Many are the occasions when I had fruitless discussions with him. ‘Why didn't you do something else?'

‘It was impossible.'

‘Nothing's impossible.'

‘No, not in those days.'

‘You should have carved out your own path.'

‘That path had already been mapped out for me,' he said. ‘And when a gap opened up, when there was finally some space, you scampered off.'

My father likes to blame me for the fact that he had to make and scoop ice-cream until the age of seventy-two.

‘While you were groomed by your poetry pals, I had to help Luca.'

‘I wasn't groomed.'

‘Brainwashed, then.'

‘It's called passion.' It sounded more dramatic than intended, but I couldn't think of another word on the spur of the moment. ‘The way you love a chainsaw, I love poetry.'

‘You've been brainwashed.'

He was referring to the team behind the World Poetry Festival: the then director, his editors, the beautiful interns. Their offices were located across the street from the ice-cream parlour. In summer they would often come over for an ice-cream after work. But the director also came in the morning, just after we opened, when it was quiet, to drink an espresso. His name was Richard Heiman, a man with watery blue eyes and a deep voice.
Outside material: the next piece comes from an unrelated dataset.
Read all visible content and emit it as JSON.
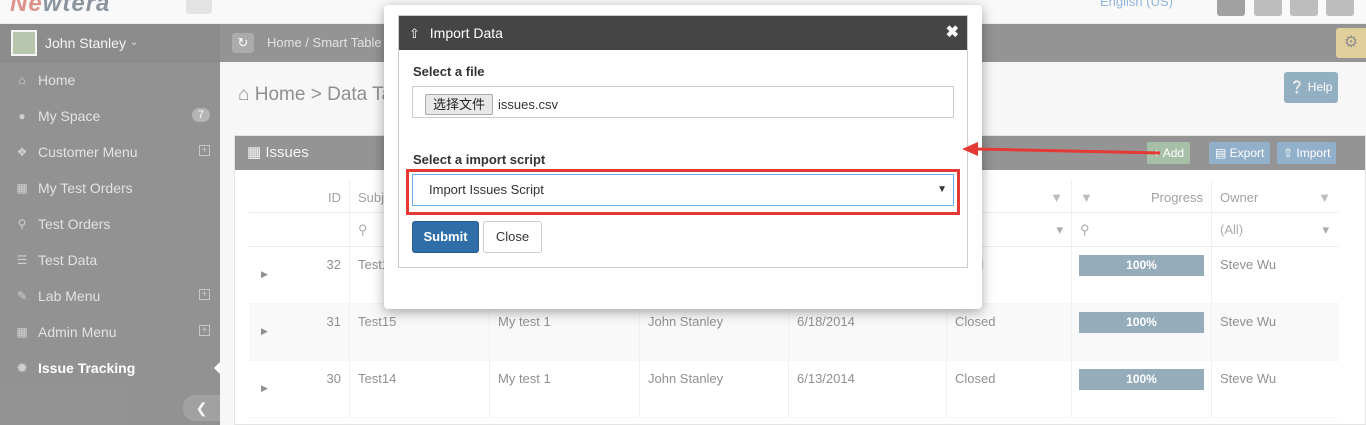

He was never without a volume of poetry. He would open it on the table and keep reading as he sipped.

I don't remember what volume he was reading when I first took his order for espresso, but I do remember that the dust jacket was missing and the cover was red. Dark red with golden letters, which you would have felt if you were to trace your fingers across them. Beauty is something you don't notice until you reach a certain age. It's invisible to children. It is there, but they look right through it. I like to think that the glossy letters on the burgundy book of poetry afforded me my first-ever glimpse of beauty.
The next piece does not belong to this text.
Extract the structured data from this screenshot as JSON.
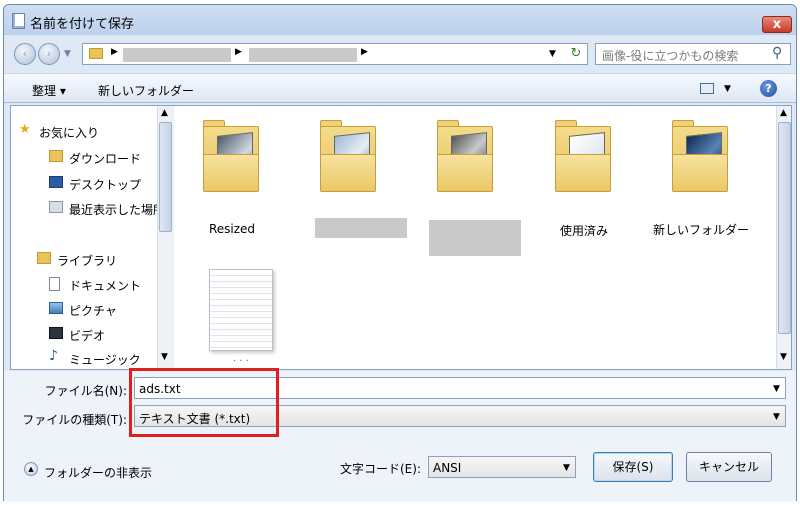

I had seen plenty of customers read, at the tables both inside and out. It was usually the paper, but some women read paperbacks with sumptuous covers, while taking forever to finish their cup of vanilla, hazelnut, or chocolate.

‘Your ice-cream is melting,' my father would sometimes say from behind the counter.

And then the woman would look up, blushing, as though he had read her mind, seen the images of passion conjured up by the sentences.

Richard Heiman was reading the most beautiful book I'd ever seen. Aged fifteen then, I attended the grammar school in Valle di Cadore but spent the three-month summer holidays in Rotterdam, reunited at last with my parents, so I hadn't seen Heiman before. He failed to notice me by his side. He was completely engrossed in a poem.